Combat itself is almost ridiculously simple. It’s the standard turn-based RPG set-up, only you have very limited options. They’re so limited that you can only either attack or use an item. That’s it. This removes pretty much all of the strategy from combat, and instead makes the battles solely a numbers game. If your character is strong enough, you’ll win. And of course you get stronger by gaining experience from battles, and also by purchasing better weapons and armor. You can even buy pets to help you in battle.

Battlepath MonstersBattlepath Monsters

The game uses your real-world location and turns it into the setting. You’ll see a Google map of where you live, only it’s populated with all sorts of monsters and new businesses. Banks become dwarven banks, while local stores and restaurants become wizard shops and orc burger joints. It’s a neat little feature, though it has absolutely zero affect on the game itself.

You can also purchase and populate a village.
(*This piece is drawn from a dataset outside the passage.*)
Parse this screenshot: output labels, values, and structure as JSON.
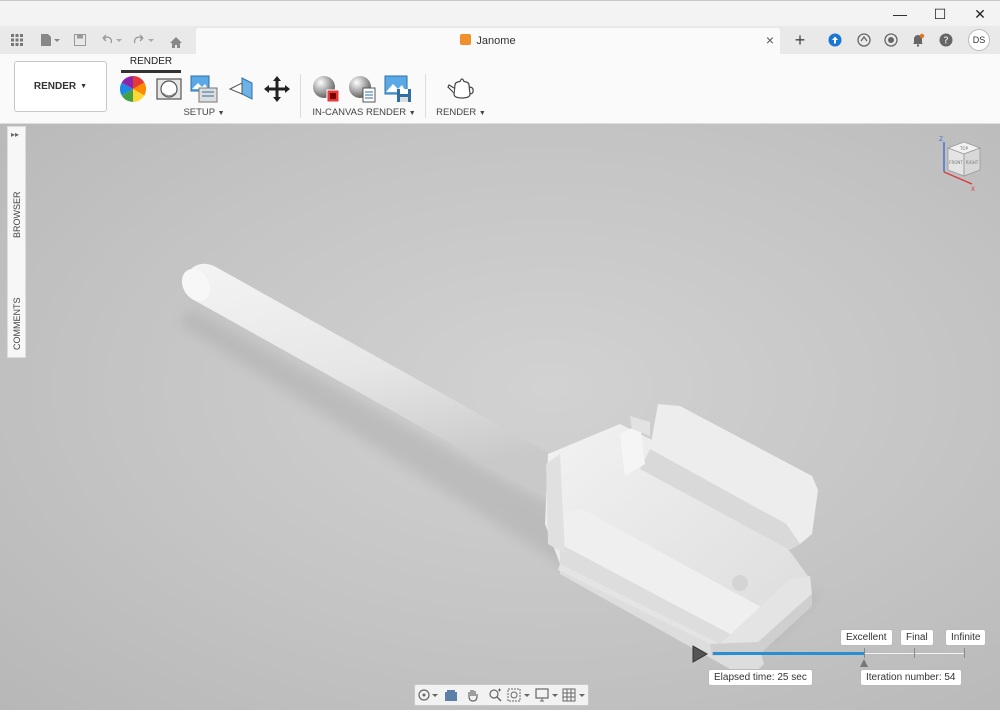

Adding more villagers ensures you’ll receive more rent money, and you can engage in battle with other villages, as well. But unless there’s someone near you you’ll need to pay for the privilege by purchasing premium items that let you attack villages from other parts of the world.

Battlepath Monsters‘ problem is that it just isn’t deep enough. Each aspect of the game, from combat to running a village, is far too simple, and even when you put them all together you’re still left with a game that isn’t all that engaging. There’s no strategy involved and no real sense of progression, either. So while you might initially have the desire to catch ’em all, it’s not really enough to push you through the game.